What’s in a name?
I really thought I had told this story before, but it doesn’t show up anywhere. Leave it to me to write it and then forget to post it!
Recently, I made the decision to use my real name, Kelly, rather than the pen name I created when I started this crazy writing life.
Allow me a minute to give the reason I chose the pen name. My grandmother was a talented lady. She painted, she sang, she wrote songs and poems. But, she lived under a different set of circumstances than most of us women enjoy today. Married at 17, she and my grandpa managed their early years through the depression and world war II and then set up home life where my grandpa was a logger. Traveling from logging camp to logging camp with little ones, didn’t offer much opportunity to pursue her dreams. I’m not even sure she’d say they were dreams at that point; just things she enjoyed doing. As life went on, her talents increased but there wasn’t a way to showcase them.
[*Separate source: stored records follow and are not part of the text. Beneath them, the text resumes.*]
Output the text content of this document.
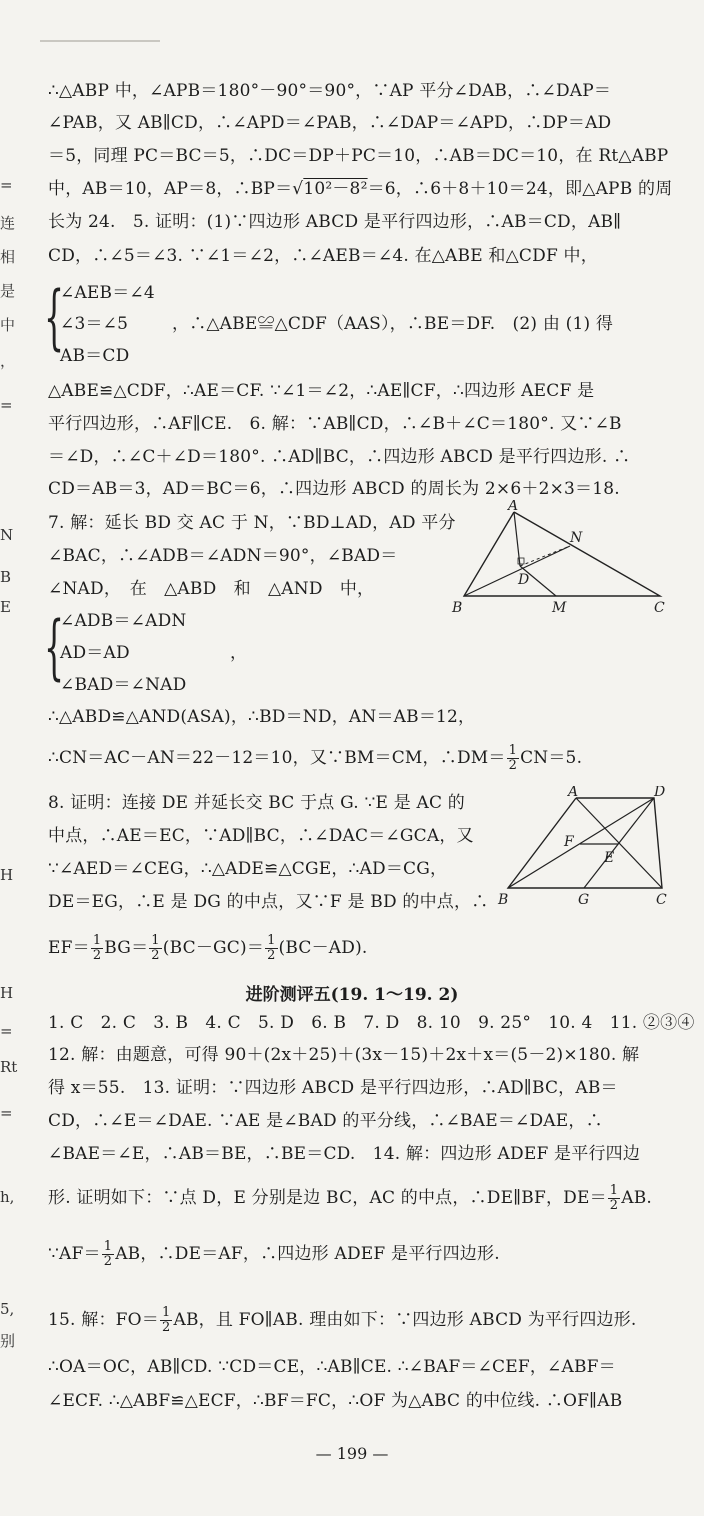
=
连
相
是
中
，
=
N
B
E
H
H
=
Rt
=
h,
5,
别
∴△ABP 中，∠APB＝180°－90°＝90°，∵AP 平分∠DAB，∴∠DAP＝
∠PAB，又 AB∥CD，∴∠APD＝∠PAB，∴∠DAP＝∠APD，∴DP＝AD
＝5，同理 PC＝BC＝5，∴DC＝DP＋PC＝10，∴AB＝DC＝10，在 Rt△ABP
中，AB＝10，AP＝8，∴BP＝√10²－8²＝6，∴6＋8＋10＝24，即△APB 的周
长为 24.　5. 证明：(1)∵四边形 ABCD 是平行四边形，∴AB＝CD，AB∥
CD，∴∠5＝∠3. ∵∠1＝∠2，∴∠AEB＝∠4. 在△ABE 和△CDF 中，
{
∠AEB＝∠4
∠3＝∠5	，∴△ABE≌△CDF（AAS），∴BE＝DF.　(2) 由 (1) 得
AB＝CD
△ABE≌△CDF，∴AE＝CF. ∵∠1＝∠2，∴AE∥CF，∴四边形 AECF 是
平行四边形，∴AF∥CE.　6. 解：∵AB∥CD，∴∠B＋∠C＝180°. 又∵∠B
＝∠D，∴∠C＋∠D＝180°. ∴AD∥BC，∴四边形 ABCD 是平行四边形. ∴
CD＝AB＝3，AD＝BC＝6，∴四边形 ABCD 的周长为 2×6＋2×3＝18.
7. 解：延长 BD 交 AC 于 N，∵BD⊥AD，AD 平分
∠BAC，∴∠ADB＝∠ADN＝90°，∠BAD＝
∠NAD，　在　△ABD　和　△AND　中，
{
∠ADB＝∠ADN
AD＝AD	，
∠BAD＝∠NAD
∴△ABD≌△AND(ASA)，∴BD＝ND，AN＝AB＝12，
∴CN＝AC－AN＝22－12＝10，又∵BM＝CM，∴DM＝ $\frac{1}{2} CN=5$.
8. 证明：连接 DE 并延长交 BC 于点 G. ∵E 是 AC 的
中点，∴AE＝EC，∵AD∥BC，∴∠DAC＝∠GCA，又
∵∠AED＝∠CEG，∴△ADE≌△CGE，∴AD＝CG，
DE＝EG，∴E 是 DG 的中点，又∵F 是 BD 的中点，∴
$EF= \frac{1}{2} BG= \frac{1}{2} (BC-GC)= \frac{1}{2} (BC-AD)$.
进阶测评五(19. 1～19. 2)
1. C　2. C　3. B　4. C　5. D　6. B　7. D　8. 10　9. 25°　10. 4　11. ②③④
12. 解：由题意，可得 90＋(2x＋25)＋(3x－15)＋2x＋x＝(5－2)×180. 解
得 x＝55.　13. 证明：∵四边形 ABCD 是平行四边形，∴AD∥BC，AB＝
CD，∴∠E＝∠DAE. ∵AE 是∠BAD 的平分线，∴∠BAE＝∠DAE，∴
∠BAE＝∠E，∴AB＝BE，∴BE＝CD.　14. 解：四边形 ADEF 是平行四边
形. 证明如下：∵点 D，E 分别是边 BC，AC 的中点，∴DE∥BF，$DE= \frac{1}{2}$ AB.
∵AF＝ $\frac{1}{2}$ AB，∴DE＝AF，∴四边形 ADEF 是平行四边形.
15. 解：$FO= \frac{1}{2}$ AB，且 FO∥AB. 理由如下：∵四边形 ABCD 为平行四边形.
∴OA＝OC，AB∥CD. ∵CD＝CE，∴AB∥CE. ∴∠BAF＝∠CEF，∠ABF＝
∠ECF. ∴△ABF≌△ECF，∴BF＝FC，∴OF 为△ABC 的中位线. ∴OF∥AB
— 199 —
A
B	C
D
M
N
A	D
B	C
F
E
G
Every card I ever received for my birthday or Christmas, Easter, you name it, had a new poem in it written just for me, for that occasion. The songs she wrote fill a binder. She also taught me to knit and crochet and I’m sure my affinity for all things paint and craft comes from her.
So when I decided to dive into a writing career I wanted to bring her along with me. In some small way share this life with her, now that she’s gone. To that end, I added her name to mine and rearranged them so that her beautiful first name stood out.
However, that leads to the reason why I’m going to change things up. When I had this sentimental idea, I only thought of having our names together on a book cover. Which turned out wonderful in my opinion. But, I’m not Naomi so using that name as mine became more awkward than I realized it would. It didn’t make me feel like the wrong person, it was just odd to sign someone else’s name, or answer emails that way. When I needed to wear a name tag at an event, it finally hit me that maybe I wasn’t as comfortable as I should be. I’m still keeping her with me, but now I won’t have to hesitate when I sign something or forget to answer when someone calls out to me.
Business-wise, it took a little work to switch things around, but for the most part, it was a seamless transition (might be a little while before it’s all transferred over). It will take a little longer to have the cover re-done and for the banners and such to change, but now I feel lighter, more me.